A large gap exists in the wireless-product lines of most network-equipment manufacturers. That gap is one of needed functionality—in other words, access points that can be configured, monitored, and secured by standard network-management systems. A number of existing wireless-network devices are suitable for home, home-office, and small-office environments. Yet few of them meet the needs of the enterprise user.
One of the most compelling needs of enterprise networks is the capability to easily manage four, ten, or even a hundred wireless access points (APs). For a coffee-shop owner, logging into one access point using a browser isn't a problem. Yet having to do so for multiple devices would quickly swamp the limited resources of most IT departments.
Enterprises also tend to have additional security concerns. Physical cables can be secured in an armored conduit. Access to them can be guarded by locks and security guards. In contrast, radio waves respect no physical boundaries outside of Faraday cages.
Access points that provide the necessary functionality aren't necessarily different at the networking interface. But they must be profoundly different at the control interface. The only way to ensure manageable and secure networks is to have network devices support standard protocols and capabilities. Proprietary approaches are only as strong as a single company's capabilities. Yet standards are developed, tested, and supported by the entire networking world.
Standard support also opens up markets in the European Union and international telecommunication companies. They require single platforms to be deployable throughout the world. In addition, products that adhere to standards can be tested and deployed quickly by larger enterprises. They also can be integrated into existing network and security-management systems. A host of tools is available to automate the configuration, management, and securing of network devices. These tools support both network-management and security standards.
Essentially, enterprises are looking for "Hot Spots in a Box" that can be deployed quickly and—ideally—integrated automatically. To the network-equipment manufacturer, creating such an access point probably means a different or additional development effort. Until now, the emphasis has been on getting 802.11b, a, and g to work. Manufacturers also have focused on ramping up the effort to support WPA and 802.11x. Adding support for networking protocols like SNMP or security standards like RADIUS is probably not in the skill set of the teams that are currently developing wireless products. Similarly, this additional functionality may be missing from the standard-development libraries that are maintained by manufacturers.

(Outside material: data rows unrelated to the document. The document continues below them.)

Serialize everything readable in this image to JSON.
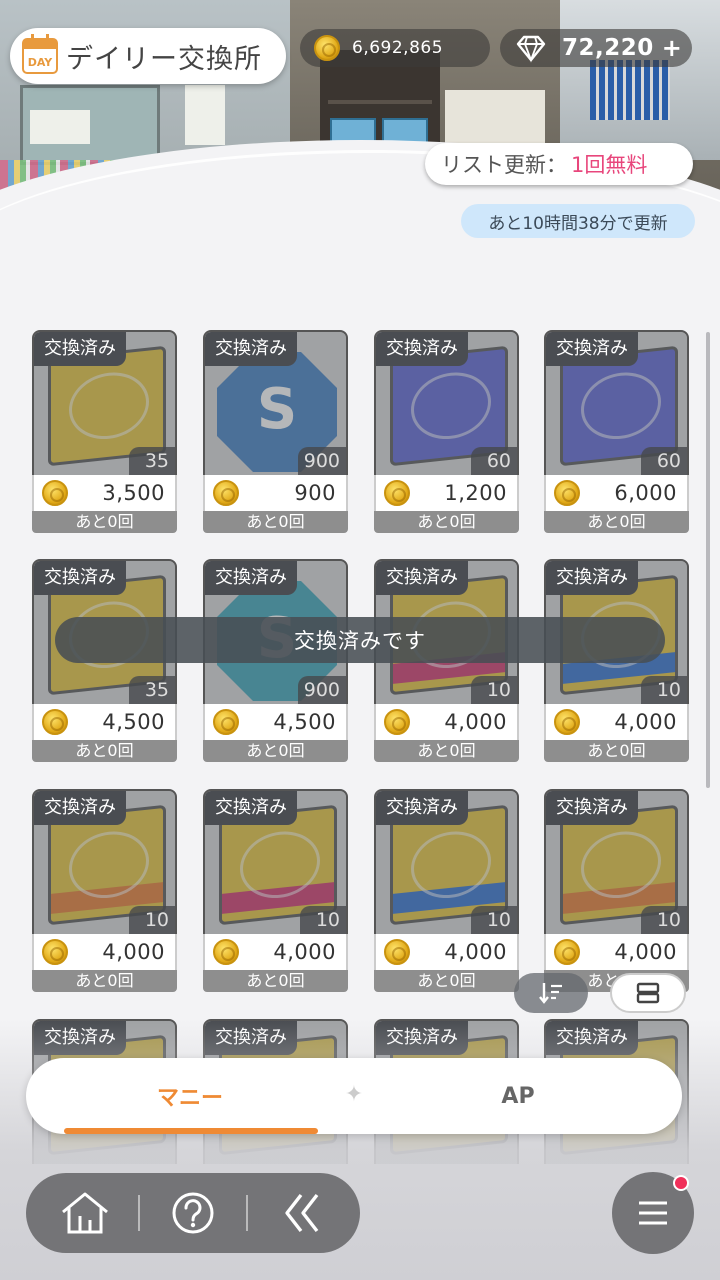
{
  "header": {
    "day_icon_label": "DAY",
    "title": "デイリー交換所",
    "coins": "6,692,865",
    "gems": "72,220",
    "gems_plus": "+",
    "refresh_label": "リスト更新：",
    "refresh_free": "1回無料",
    "timer": "あと10時間38分で更新"
  },
  "items": [
    {
      "tag": "交換済み",
      "kind": "book",
      "color": "#e8c53a",
      "qty": "35",
      "price": "3,500",
      "remain": "あと0回"
    },
    {
      "tag": "交換済み",
      "kind": "s-badge",
      "color": "#3f7fc4",
      "qty": "900",
      "price": "900",
      "remain": "あと0回",
      "icon_text": "S"
    },
    {
      "tag": "交換済み",
      "kind": "book",
      "color": "#5b63d6",
      "qty": "60",
      "price": "1,200",
      "remain": "あと0回"
    },
    {
      "tag": "交換済み",
      "kind": "book",
      "color": "#5b63d6",
      "qty": "60",
      "price": "6,000",
      "remain": "あと0回"
    },
    {
      "tag": "交換済み",
      "kind": "book",
      "color": "#e8c53a",
      "qty": "35",
      "price": "4,500",
      "remain": "あと0回"
    },
    {
      "tag": "交換済み",
      "kind": "s-badge",
      "color": "#3aa4b8",
      "qty": "900",
      "price": "4,500",
      "remain": "あと0回",
      "icon_text": "S"
    },
    {
      "tag": "交換済み",
      "kind": "book",
      "color": "#e8c53a",
      "band": "#d2336a",
      "qty": "10",
      "price": "4,000",
      "remain": "あと0回"
    },
    {
      "tag": "交換済み",
      "kind": "book",
      "color": "#e8c53a",
      "band": "#2f6fd0",
      "qty": "10",
      "price": "4,000",
      "remain": "あと0回"
    },
    {
      "tag": "交換済み",
      "kind": "book",
      "color": "#e8c53a",
      "band": "#e77a2e",
      "qty": "10",
      "price": "4,000",
      "remain": "あと0回"
    },
    {
      "tag": "交換済み",
      "kind": "book",
      "color": "#e8c53a",
      "band": "#d2336a",
      "qty": "10",
      "price": "4,000",
      "remain": "あと0回"
    },
    {
      "tag": "交換済み",
      "kind": "book",
      "color": "#e8c53a",
      "band": "#2f6fd0",
      "qty": "10",
      "price": "4,000",
      "remain": "あと0回"
    },
    {
      "tag": "交換済み",
      "kind": "book",
      "color": "#e8c53a",
      "band": "#e77a2e",
      "qty": "10",
      "price": "4,000",
      "remain": "あと0回"
    },
    {
      "tag": "交換済み",
      "kind": "book",
      "color": "#e8c53a",
      "qty": "",
      "price": "",
      "remain": ""
    },
    {
      "tag": "交換済み",
      "kind": "book",
      "color": "#e8c53a",
      "qty": "",
      "price": "",
      "remain": ""
    },
    {
      "tag": "交換済み",
      "kind": "book",
      "color": "#e8c53a",
      "qty": "",
      "price": "",
      "remain": ""
    },
    {
      "tag": "交換済み",
      "kind": "book",
      "color": "#e8c53a",
      "qty": "",
      "price": "",
      "remain": ""
    }
  ],
  "toast": "交換済みです",
  "tabs": {
    "money": "マニー",
    "divider": "✦",
    "ap": "AP"
  },
  "icons": {
    "sort": "sort-icon",
    "view": "list-view-icon",
    "home": "home-icon",
    "help": "help-icon",
    "back": "back-icon",
    "menu": "menu-icon"
  },
  "colors": {
    "accent": "#ef8a34",
    "free_text": "#e8467c",
    "notification": "#f0305a"
  }
}
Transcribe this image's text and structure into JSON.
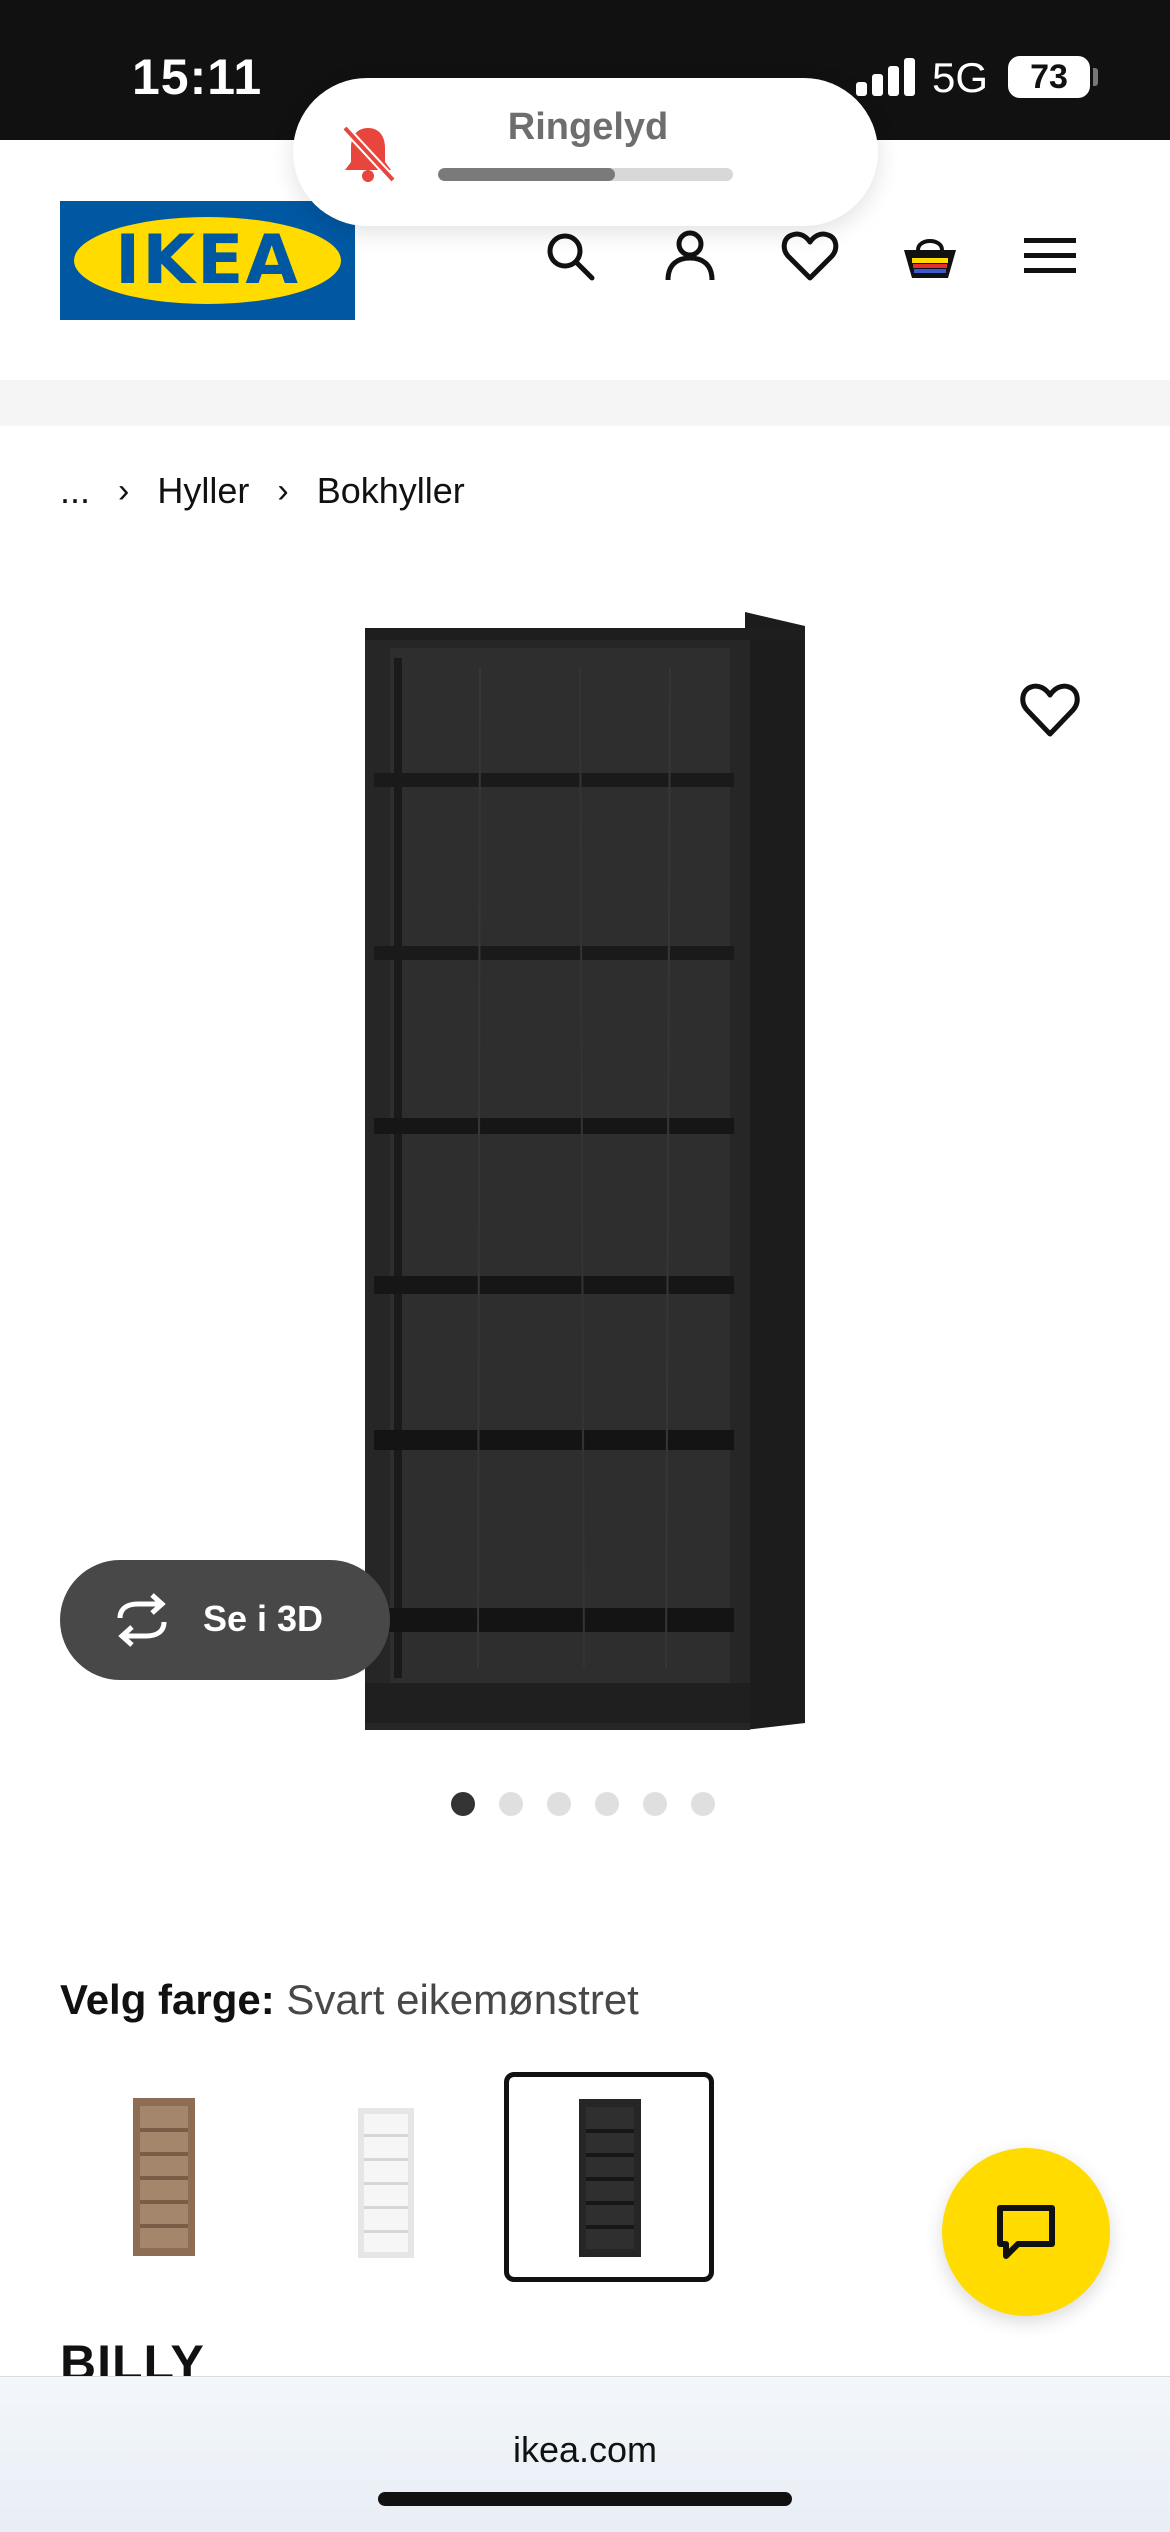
{
  "status_bar": {
    "time": "15:11",
    "network": "5G",
    "battery": "73"
  },
  "ringer": {
    "label": "Ringelyd",
    "level": 0.6,
    "icon": "bell-muted-icon"
  },
  "header": {
    "logo_text": "IKEA",
    "icons": [
      "search-icon",
      "user-icon",
      "heart-icon",
      "cart-icon",
      "menu-icon"
    ]
  },
  "breadcrumb": {
    "ellipsis": "...",
    "items": [
      "Hyller",
      "Bokhyller"
    ]
  },
  "gallery": {
    "view_3d_label": "Se i 3D",
    "total_images": 6,
    "active_index": 0
  },
  "color_picker": {
    "label": "Velg farge:",
    "selected_value": "Svart eikemønstret",
    "swatches": [
      {
        "name": "brown-oak",
        "color": "#8d6e55"
      },
      {
        "name": "white",
        "color": "#f2f2f2"
      },
      {
        "name": "black-oak",
        "color": "#2a2a2a",
        "selected": true
      }
    ]
  },
  "product": {
    "name": "BILLY"
  },
  "browser": {
    "url": "ikea.com"
  },
  "colors": {
    "ikea_blue": "#0058a3",
    "ikea_yellow": "#ffdb00"
  }
}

Manufacturers are left with two choices: Develop the software internally or obtain it from outside sources. Pricing and market pressures argue against internal development. With the amount of engineering effort undeterminable along with the cost and time to market, the safest bet is to go to outside sources for the necessary libraries. But here, a designer runs into problems. Do the libraries exist to support the additions to the system? Will they run on the targeted hardware? Will they run with the existing software? What will their cost do to the pricing model?
The best alternative to either in-house development or buying off the shelf is open-source software. Several wireless manufacturers are using small versions of Linux. The most notable example is Linksys, which is using such Linux versions for the WRT54G, WAP55AG, and WVC11B (among others). There are three big advantages to this approach: First, little or no time is spent in development. Users just port the software to the hardware. Secondly, Linux can run on older hardware, which allows designers to choose from various, inexpensive hardware platforms. Lastly, it's free. Linux is released under the GNU public license. Its restrictions are explained at www.gnu.org/licenses/licenses.html.
No matter which development route a designer takes, the success of the new access point heavily depends on testing, integration, and documentation. For products to claim that they support standards, manufacturers must test to those standards and be ready to produce the testing results for prospective customers. The integration effort must ensure that the new products interface with the most popular network and security-management systems. Such documentation will be critical for customers, who want to extend their current management systems to include new equipment.
If it's done well, this extra effort will be repaid by bulk sales. These sales boast a higher margin and lower cost than single sales through retail outlets. Don't forget: Enterprises are willing to commit to and standardize on the manufacturer that has a product that solves their problems.